En vue d’exploiter un fonds de commerce d'alimentation, un commerçant conclut avec une société de distribution un contrat d'approvisionnement et de mise à disposition d'une enseigne d'une durée déterminée renouvelable par tacite reconduction. Le contrat comporte un pacte de préférence au profit de la société de distribution en cas de cession du fonds. Par lettre du 28 février, le commerçant notifie à la société sa décision de ne pas renouveler le contrat à son échéance, le 4 juin. Le 7 juin suivant, il vend son fonds de commerce à un tiers. La société réclame alors au commerçant des dommages-intérêts pour violation de son droit de préférence.
La cour d’appel de Riom rejette la demande : le pacte de préférence reconnaissait à la société un délai de trois mois à compter de la réception du projet de cession pour faire connaître au détaillant sa décision de se porter acquéreur aux conditions de la vente envisagée ; la cession du fonds avait été réalisée après la fin de ce contrat, de sorte qu’aucune violation du droit de préférence n’était caractérisée.
La Cour de cassation censure cette décision.

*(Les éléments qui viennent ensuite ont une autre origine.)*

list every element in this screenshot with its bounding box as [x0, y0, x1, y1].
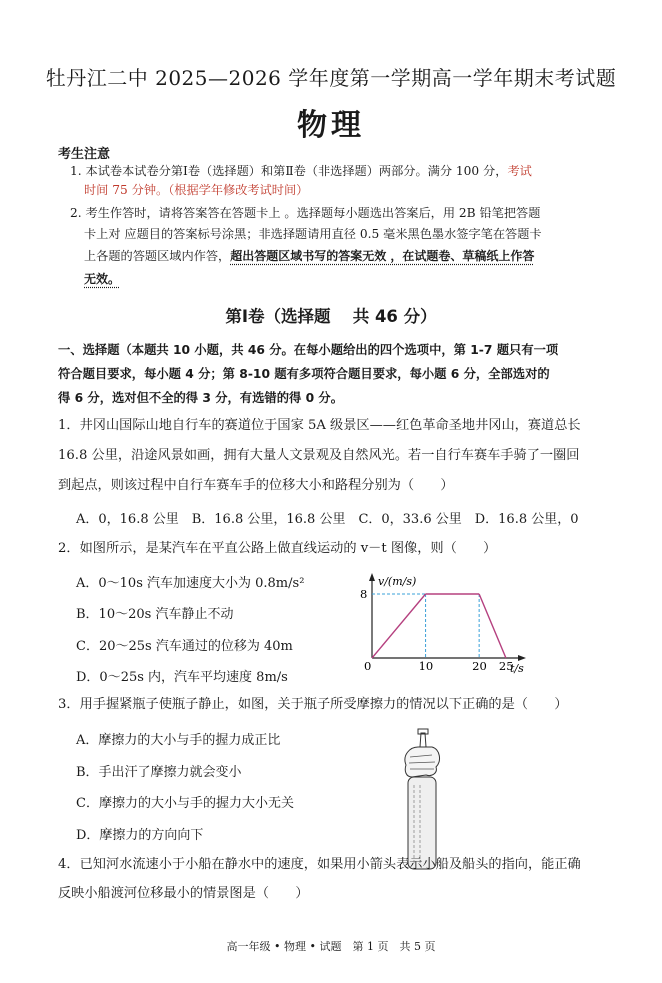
- instruction-line-1: 一、选择题（本题共 10 小题，共 46 分。在每小题给出的四个选项中，第 1-7 题只有一项: [58, 343, 559, 357]
- page-footer: 高一年级 • 物理 • 试题 第 1 页 共 5 页: [226, 940, 436, 953]
- x-tick-label-20: 20: [472, 659, 487, 673]
- notice-time-red-1: 考试: [507, 164, 532, 178]
- notice-line-5: [84, 247, 534, 265]
- notice-line-1: [70, 162, 532, 180]
- q3-option-c: C．摩擦力的大小与手的握力大小无关: [76, 796, 294, 811]
- section-1-title: 第Ⅰ卷（选择题 共 46 分）: [225, 307, 437, 326]
- notice-line-5-text: 上各题的答题区域内作答，: [84, 249, 231, 263]
- notice-heading: 考生注意: [58, 147, 111, 162]
- notice-line-3: 2. 考生作答时，请将答案答在答题卡上 。选择题每小题选出答案后，用 2B 铅笔把答题: [70, 206, 541, 220]
- q2-option-a: A．0～10s 汽车加速度大小为 0.8m/s²: [76, 576, 305, 591]
- vt-chart: [350, 570, 530, 675]
- chart-marks: [360, 587, 514, 673]
- subject-title: 物理: [297, 108, 365, 143]
- q1-line-2: 16.8 公里，沿途风景如画，拥有大量人文景观及自然风光。若一自行车赛车手骑了一圈回: [58, 448, 580, 463]
- instruction-line-3: 得 6 分，选对但不全的得 3 分，有选错的得 0 分。: [58, 391, 343, 405]
- q1-line-3: 到起点，则该过程中自行车赛车手的位移大小和路程分别为（ ）: [58, 478, 454, 493]
- notice-time-red-2: 时间 75 分钟。（根据学年修改考试时间）: [84, 183, 309, 197]
- q3-stem: 3．用手握紧瓶子使瓶子静止，如图，关于瓶子所受摩擦力的情况以下正确的是（ ）: [58, 697, 568, 712]
- bottle-hand-figure: [392, 725, 448, 875]
- exam-title: 牡丹江二中 2025—2026 学年度第一学期高一学年期末考试题: [45, 66, 617, 90]
- x-tick-label-25: 25: [498, 659, 514, 673]
- y-axis-label: v/(m/s): [378, 575, 417, 588]
- notice-line-4: 卡上对 应题目的答案标号涂黑；非选择题请用直径 0.5 毫米黑色墨水签字笔在答题卡: [84, 227, 542, 241]
- q3-option-b: B．手出汗了摩擦力就会变小: [76, 765, 242, 780]
- notice-line-1-text: 1. 本试卷本试卷分第Ⅰ卷（选择题）和第Ⅱ卷（非选择题）两部分。满分 100 分，: [70, 164, 508, 178]
- q2-option-d: D．0～25s 内，汽车平均速度 8m/s: [76, 670, 288, 685]
- q1-options: A．0，16.8 公里 B．16.8 公里，16.8 公里 C．0，33.6 公里 D．16.8 公里，0: [76, 512, 579, 527]
- q2-stem: 2．如图所示，是某汽车在平直公路上做直线运动的 v－t 图像，则（ ）: [58, 541, 497, 556]
- q1-line-1: 1．井冈山国际山地自行车的赛道位于国家 5A 级景区——红色革命圣地井冈山，赛道总长: [58, 418, 581, 433]
- bottle-neck: [420, 733, 426, 747]
- q3-option-a: A．摩擦力的大小与手的握力成正比: [76, 733, 281, 748]
- x-axis-label: t/s: [510, 662, 524, 675]
- x-tick-label-10: 10: [418, 659, 434, 673]
- x-axis-arrow: [518, 655, 526, 661]
- x-tick-label-0: 0: [364, 659, 372, 673]
- q4-line-1: 4．已知河水流速小于小船在静水中的速度，如果用小箭头表示小船及船头的指向，能正确: [58, 857, 581, 872]
- notice-line-6: 无效。: [84, 272, 121, 286]
- y-axis-arrow: [369, 573, 375, 581]
- q2-option-c: C．20～25s 汽车通过的位移为 40m: [76, 639, 293, 654]
- notice-invalid-warning: 超出答题区域书写的答案无效 ，在试题卷、草稿纸上作答: [230, 249, 535, 263]
- q4-line-2: 反映小船渡河位移最小的情景图是（ ）: [58, 886, 309, 901]
- instruction-line-2: 符合题目要求，每小题 4 分；第 8-10 题有多项符合题目要求，每小题 6 分，全部选对的: [58, 367, 550, 381]
- series-segment-3: [479, 594, 506, 658]
- series-segment-1: [372, 594, 426, 658]
- q3-option-d: D．摩擦力的方向向下: [76, 828, 204, 843]
- y-tick-label-8: 8: [360, 587, 368, 601]
- q2-option-b: B．10～20s 汽车静止不动: [76, 607, 234, 622]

En effet, le pacte de préférence implique l'obligation, pour le promettant, de donner préférence au bénéficiaire lorsqu'il décide de vendre le bien et de lui faire connaître les conditions particulières de la vente avant la réalisation de celle-ci. Au cas particulier, la date de la cession était incompatible avec l'exercice effectif de l'information due à la société de distribution sur le projet de vente en vue de l'exercice éventuel de son droit de préférence.
A noter :
L’article 1123 du Code civil, qui, depuis le 1er octobre 2016, définit le pacte de préférence et en régit certains aspects, n’était pas applicable en l’espèce ; la solution est toutefois transposable au régime issu de ce texte, quel que soit l’objet du pacte de préférence.
Par essence, le pacte de préférence impose au promettant de faire connaître au bénéficiaire son intention de vendre et à quelles conditions, afin que celui-ci puisse exercer son droit de préférence. Jugé ainsi que le promettant doit notifier la promesse unilatérale de vente consentie à un acquéreur, peu important que la levée de l’option puisse intervenir après l’expiration du pacte (Cass. 3e civ. 6-12-2018 n° 17-23.321 FS-PBI : RJDA 3/19 n° 175).
Il résulte de l’arrêt d’appel ici censuré (CA Riom 19-2-2020 n° 18/01573) que le commerçant n’avait pas informé la société de distribution de son projet de cession, se contentant d’indiquer, dans son courrier refusant le renouvellement du contrat, qu’il fermait son magasin.